Tuesday, January 02, 2007

Physician Heal Thyself

Got back the day before New Year's Eve. Off in Utah skiing for a week. We go to Alta, which is an alternative type ski resort: no snowboards, ancient lifts, limited number of lift-tickets sold each day. When there, we stay at the Alta Peruvian Inn, an alternative type ski lodge. I highly recommend it if your tastes run to mellow funkiness, with a Soviet-era design theme to the rooms. However, the snow is the best in the country and the mountain rocks. Seven days of skiing lift-open to lift-close, great food, great wine, nice company. Life is good.

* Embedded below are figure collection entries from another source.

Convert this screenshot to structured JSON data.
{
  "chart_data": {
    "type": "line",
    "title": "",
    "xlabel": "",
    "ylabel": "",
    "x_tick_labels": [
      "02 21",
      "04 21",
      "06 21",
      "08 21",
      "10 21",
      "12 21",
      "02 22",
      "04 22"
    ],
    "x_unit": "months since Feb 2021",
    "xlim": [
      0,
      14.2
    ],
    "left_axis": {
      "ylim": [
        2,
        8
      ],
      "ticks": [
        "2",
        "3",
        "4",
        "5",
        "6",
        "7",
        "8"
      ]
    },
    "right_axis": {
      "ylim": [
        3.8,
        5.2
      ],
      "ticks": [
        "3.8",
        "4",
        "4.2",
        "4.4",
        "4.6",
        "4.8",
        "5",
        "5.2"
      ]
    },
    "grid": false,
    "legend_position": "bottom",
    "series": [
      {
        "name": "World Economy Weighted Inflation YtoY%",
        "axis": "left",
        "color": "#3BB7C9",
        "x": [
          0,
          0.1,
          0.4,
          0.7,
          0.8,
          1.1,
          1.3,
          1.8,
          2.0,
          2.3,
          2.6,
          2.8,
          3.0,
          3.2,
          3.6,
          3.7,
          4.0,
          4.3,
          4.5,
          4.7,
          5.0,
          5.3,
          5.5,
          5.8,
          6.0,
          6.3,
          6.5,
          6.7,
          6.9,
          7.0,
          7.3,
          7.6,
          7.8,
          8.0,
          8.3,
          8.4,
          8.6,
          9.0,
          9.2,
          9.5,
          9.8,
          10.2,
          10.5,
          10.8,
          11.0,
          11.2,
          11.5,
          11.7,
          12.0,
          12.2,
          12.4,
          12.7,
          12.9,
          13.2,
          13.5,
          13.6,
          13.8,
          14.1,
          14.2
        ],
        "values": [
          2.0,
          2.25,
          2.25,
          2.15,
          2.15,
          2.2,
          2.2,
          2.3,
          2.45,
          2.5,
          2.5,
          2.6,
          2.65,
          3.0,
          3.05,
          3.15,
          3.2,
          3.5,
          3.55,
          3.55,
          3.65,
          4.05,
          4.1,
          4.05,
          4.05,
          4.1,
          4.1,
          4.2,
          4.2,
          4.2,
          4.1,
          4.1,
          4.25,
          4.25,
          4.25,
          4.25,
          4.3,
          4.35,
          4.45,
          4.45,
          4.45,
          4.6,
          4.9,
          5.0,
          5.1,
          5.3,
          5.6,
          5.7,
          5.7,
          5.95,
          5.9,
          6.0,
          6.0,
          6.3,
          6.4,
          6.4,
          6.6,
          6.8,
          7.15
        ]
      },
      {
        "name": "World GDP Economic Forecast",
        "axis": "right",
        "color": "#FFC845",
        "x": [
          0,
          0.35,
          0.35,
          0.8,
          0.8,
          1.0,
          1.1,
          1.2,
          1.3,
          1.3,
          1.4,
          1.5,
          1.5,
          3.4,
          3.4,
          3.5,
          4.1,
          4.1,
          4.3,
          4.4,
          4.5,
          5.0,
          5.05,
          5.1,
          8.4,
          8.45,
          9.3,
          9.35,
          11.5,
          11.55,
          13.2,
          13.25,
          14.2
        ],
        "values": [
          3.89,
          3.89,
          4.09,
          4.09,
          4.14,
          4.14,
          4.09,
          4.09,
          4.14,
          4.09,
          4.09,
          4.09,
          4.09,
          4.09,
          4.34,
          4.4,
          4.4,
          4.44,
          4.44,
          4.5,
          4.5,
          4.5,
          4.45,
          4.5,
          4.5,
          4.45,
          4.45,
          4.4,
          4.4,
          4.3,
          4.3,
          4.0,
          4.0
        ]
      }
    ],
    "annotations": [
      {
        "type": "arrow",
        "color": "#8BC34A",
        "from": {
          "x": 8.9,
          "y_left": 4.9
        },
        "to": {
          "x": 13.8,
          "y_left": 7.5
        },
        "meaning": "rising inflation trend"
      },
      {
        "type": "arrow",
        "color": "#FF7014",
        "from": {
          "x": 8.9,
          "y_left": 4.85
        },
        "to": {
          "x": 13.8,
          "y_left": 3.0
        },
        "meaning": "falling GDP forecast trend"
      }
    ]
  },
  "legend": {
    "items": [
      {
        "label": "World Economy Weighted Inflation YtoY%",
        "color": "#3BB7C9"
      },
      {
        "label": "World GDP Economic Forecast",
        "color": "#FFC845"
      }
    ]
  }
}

Got home in time for a New Year's Eve party with the Russian crowd at the St. Petersburg Restaurant (my wife is an immigrant from Kiev, Ukraine), but as I got off the plane I rapidly developed sore throat, nasal congestion, headache, cough and sneezing. It was like somebody smacked me with an axe-handle and I was down for the count. No way could I get out of the celebration, but as long as I was deathly ill, I volunteered to be designated-driver. I am often on call during dinners and parties and so can't drink anything. The other guests took my sobriety in stride. I'm sure half of them think I'm in AA anyway. We went to a neighborhood pre-party and a 2 am post-party, with me barely able to breath, but driving well. The post-party was with a great crowd of friends, but we got there late in the process. Half the guests were in the hot tub naked, and the other half were relatively incoherent, but very affectionate and carrying water bottles.... hmmm.

Finally got home, paid the baby-sitter off and crashed. I woke up feeling like hell. Now can you imagine anything more unfair than not drinking and waking up feeling worse than hung-over? My wife asked me if I should go to see a doctor. As if. What would they say other than "Probably a virus"? I began a regimen of sleep, green tea, multivitamins, light eating, and by the next morning was improved but not yet well. It was off to work anyway.

One problem with our practice is that we are very tightly scheduled in our rotations and we don't really have a mechanism set up to compensate for a sick doctor. In the last ten years of practice I have been out sick on 2 days when I had viral meningitis. Even then I got grief from the other partners. One of our partners once went to the Mayo Clinic to have neurosurgery. Since the surgery was on Friday we told him to feel free to take the weekend off, as long as he was back to work on Monday. None of us takes seriously the idea that we could become ill or incapacitated, even though we see obvious examples every day at work.

Fortunately, tonight I am feeling better. I went to the gym for a light workout this morning at 5 am. Nothing serious, just a wake up call to the body, a shot across the bow, notice that we would be returning to full action mode soon. True to form, when I stepped on the scale I was down four pounds. Every time I get sick, fortunately a rare occurrence, I drop a bunch of weight. It's like the "Virus Diet".

When meeting the Angel of Death on the field of battle you have to be in good health. By tomorrow, I'll be ready to fight the fight.